In a similar vein, my mother never revealed to anyone about her tormented psyche, but at a time when patience and endurance exceeded the extreme, my mother divorced my father in 2005 after 22 years of their physical and psychologically abusive relationship.

The days that followed their separation were excruciatingly agonizing. My mother has never fully recovered from the shock of having to part from her beloved until this point. Her trauma kept her suicidal year after year, and she was also prone to self-harm. At the time, she would often beat me because of her disquieted mentality. That traumatic experience from my childhood has a huge impact on my psychological and behavioral state of despair.
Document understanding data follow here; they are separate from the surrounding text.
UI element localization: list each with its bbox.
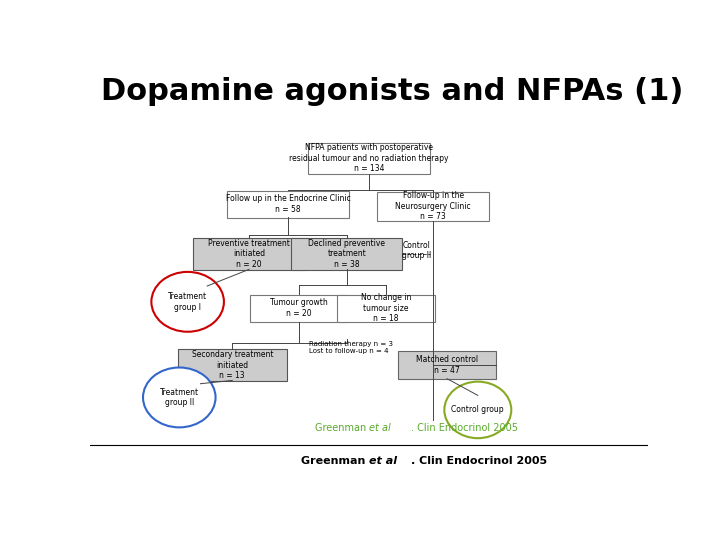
Text: Tumour growth
n = 20: Tumour growth n = 20 [271,298,328,318]
Text: Treatment
group I: Treatment group I [168,292,207,312]
Text: Preventive treatment
initiated
n = 20: Preventive treatment initiated n = 20 [208,239,290,269]
Text: Secondary treatment
initiated
n = 13: Secondary treatment initiated n = 13 [192,350,273,380]
Text: Greenman: Greenman [315,423,369,433]
Ellipse shape [143,368,215,427]
FancyBboxPatch shape [377,192,489,221]
Ellipse shape [444,382,511,438]
FancyBboxPatch shape [307,143,431,174]
FancyBboxPatch shape [227,191,349,218]
Text: Matched control
n = 47: Matched control n = 47 [416,355,478,375]
Text: Declined preventive
treatment
n = 38: Declined preventive treatment n = 38 [308,239,385,269]
FancyBboxPatch shape [178,349,287,381]
Text: No change in
tumour size
n = 18: No change in tumour size n = 18 [361,293,411,323]
Text: Radiation therapy n = 3
Lost to follow-up n = 4: Radiation therapy n = 3 Lost to follow-u… [310,341,393,354]
Text: Dopamine agonists and NFPAs (1): Dopamine agonists and NFPAs (1) [101,77,683,106]
Text: Follow up in the Endocrine Clinic
n = 58: Follow up in the Endocrine Clinic n = 58 [225,194,351,214]
Text: et al: et al [369,456,397,466]
FancyBboxPatch shape [251,294,348,321]
Text: Treatment
group II: Treatment group II [160,388,199,407]
Text: Control
group II: Control group II [402,241,432,260]
Text: Greenman: Greenman [301,456,369,466]
Ellipse shape [151,272,224,332]
FancyBboxPatch shape [193,238,305,269]
FancyBboxPatch shape [337,294,435,321]
FancyBboxPatch shape [398,352,496,379]
Text: et al: et al [369,423,391,433]
Text: . Clin Endocrinol 2005: . Clin Endocrinol 2005 [411,423,518,433]
Text: NFPA patients with postoperative
residual tumour and no radiation therapy
n = 13: NFPA patients with postoperative residua… [289,144,449,173]
Text: Control group: Control group [451,406,504,414]
Text: Follow-up in the
Neurosurgery Clinic
n = 73: Follow-up in the Neurosurgery Clinic n =… [395,191,471,221]
FancyBboxPatch shape [291,238,402,269]
Text: . Clin Endocrinol 2005: . Clin Endocrinol 2005 [411,456,547,466]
When I think back, I'm still haunted by an incident that happened before my parents split up. I was standing in front of the closed door of my parents' bedroom listening to my father's wrath and my mother's cry of sorrow. After a while, when I opened the door and ran to save my mother, my father also stuck me in my room and beat me with my cricket bat. Such incidents were common. As a result, my adoration for my father gradually turned into fear and hatred that drowned me in deep despondency.

Although we are no longer close to that man yet we continue to feel a transcendental attachment that is impossible to deny. My mother frequently mumbles to me that I remind her every day of my father because I have a similar appearance to my father; even the hair on my chest is the same as his. When she says it, I can still see my mother's two fervors for my father competing for dominance within her: one of longing and the other of intense abhorrence.

Consequently, our laments continue to linger. Our hearts grow heavy with each passing day, but we float with the tides of time.

'Bleed' is a multilateral autobiographical ephemeris that ideates the psychological catastrophe of my familial trauma. The emotive and acutely ambivalent imageries of this chronicle invite one to an atmosphere of buried anguish that is slowly coming to luminescence and alternatively fades with constant intensification.